I'm not too familiar with data.table's fread
function, but it makes quick work of reading my data, so now I'm intrigued. At URL "http://www.retrosheet.org/CurrentNames.csv"
, there is a simple csv file. The following two calls work fine.
readLines("http://www.retrosheet.org/CurrentNames.csv", n = 2)
# [1] "ANA,LAA,AL,,Los Angeles,Angels,,4/11/1961,9/1/1965,Los Angeles,CA"
# [2] "ANA,CAL,AL,,California,Angels,,9/2/1965,9/29/1968,Anaheim,CA"
rcsv <- read.csv("http://www.retrosheet.org/CurrentNames.csv", header = FALSE)
But fread
is delivering a download message, and I can't seem to turn it off with
showProgress = FALSE
I could use suppressMessages()
, but I don't really want to.
library(data.table)
dtf <- fread("http://www.retrosheet.org/CurrentNames.csv",
header = FALSE, showProgress = FALSE)
# trying URL 'http://www.retrosheet.org/CurrentNames.csv'
# Content type 'text/plain' length 7729 bytes
# opened URL
# ==================================================
# downloaded 7729 bytes
Can anyone explain this, and can I turn it off in the fread
arguments?
It looks like a call to download.file
has occurred somewhere.
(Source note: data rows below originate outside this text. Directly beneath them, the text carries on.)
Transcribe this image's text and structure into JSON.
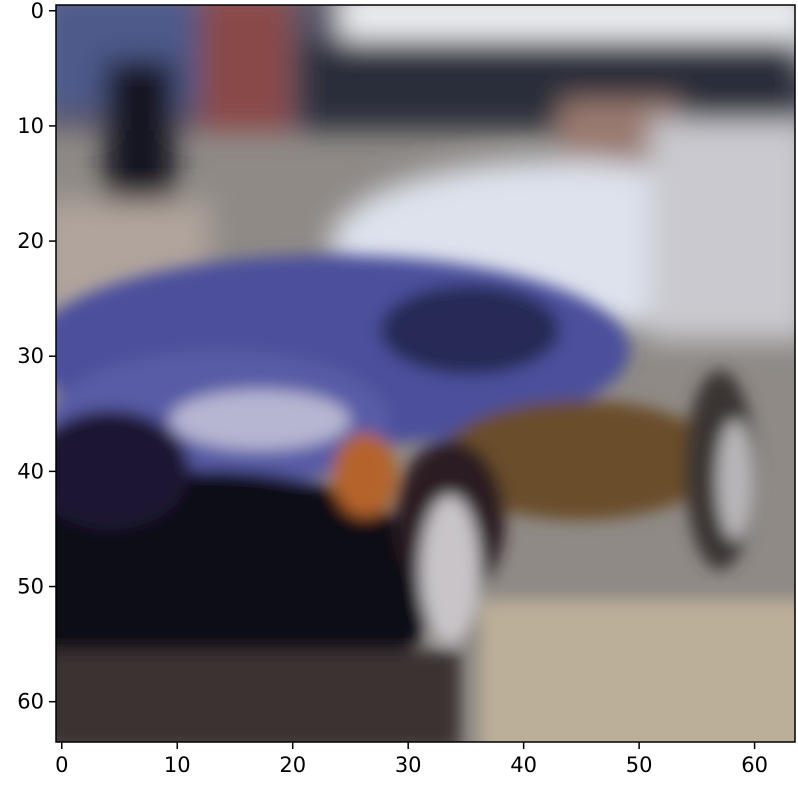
{
  "figure": {
    "description_kind": "blurry upscaled photo of a blue car shown as an image plot",
    "colors": {
      "axes_frame": "#000000",
      "background": "#ffffff",
      "car_body": "#4a4fa0",
      "windshield": "#dfe4ef",
      "road": "#b9ad98",
      "shadow": "#0d0a14",
      "orange_light": "#b5642a"
    }
  },
  "chart_data": {
    "type": "heatmap",
    "title": "",
    "xlabel": "",
    "ylabel": "",
    "xlim": [
      -0.5,
      63.5
    ],
    "ylim": [
      63.5,
      -0.5
    ],
    "x_ticks": [
      0,
      10,
      20,
      30,
      40,
      50,
      60
    ],
    "y_ticks": [
      0,
      10,
      20,
      30,
      40,
      50,
      60
    ],
    "x_tick_labels": [
      "0",
      "10",
      "20",
      "30",
      "40",
      "50",
      "60"
    ],
    "y_tick_labels": [
      "0",
      "10",
      "20",
      "30",
      "40",
      "50",
      "60"
    ],
    "image_resolution": [
      64,
      64
    ],
    "grid": false,
    "legend": "none"
  }
}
Why wouldn't fread
just read the URL the same way as read.csv
?
Update Oct 2014. Now in v1.9.5 :
fread
now passesshowProgress=FALSE
through todownload.file()
asquiet=!showProgress
. Thanks to a pull request from Karl Broman and Richard Scriven for filing the issue, #741.
Previous answer ...
It does download the file, here is the part of the code that does it.
else if (substring(input, 1, 7) %chin% c("http://", "https:/",
"file://")) {
tt = tempfile()
on.exit(unlink(tt), add = TRUE)
download.file(input, tt)
input = tt
}
My guess this is because fread makes more than one pass at the file, first to get the structure, then to actually read the whole thing in. Saves downloading multiple times.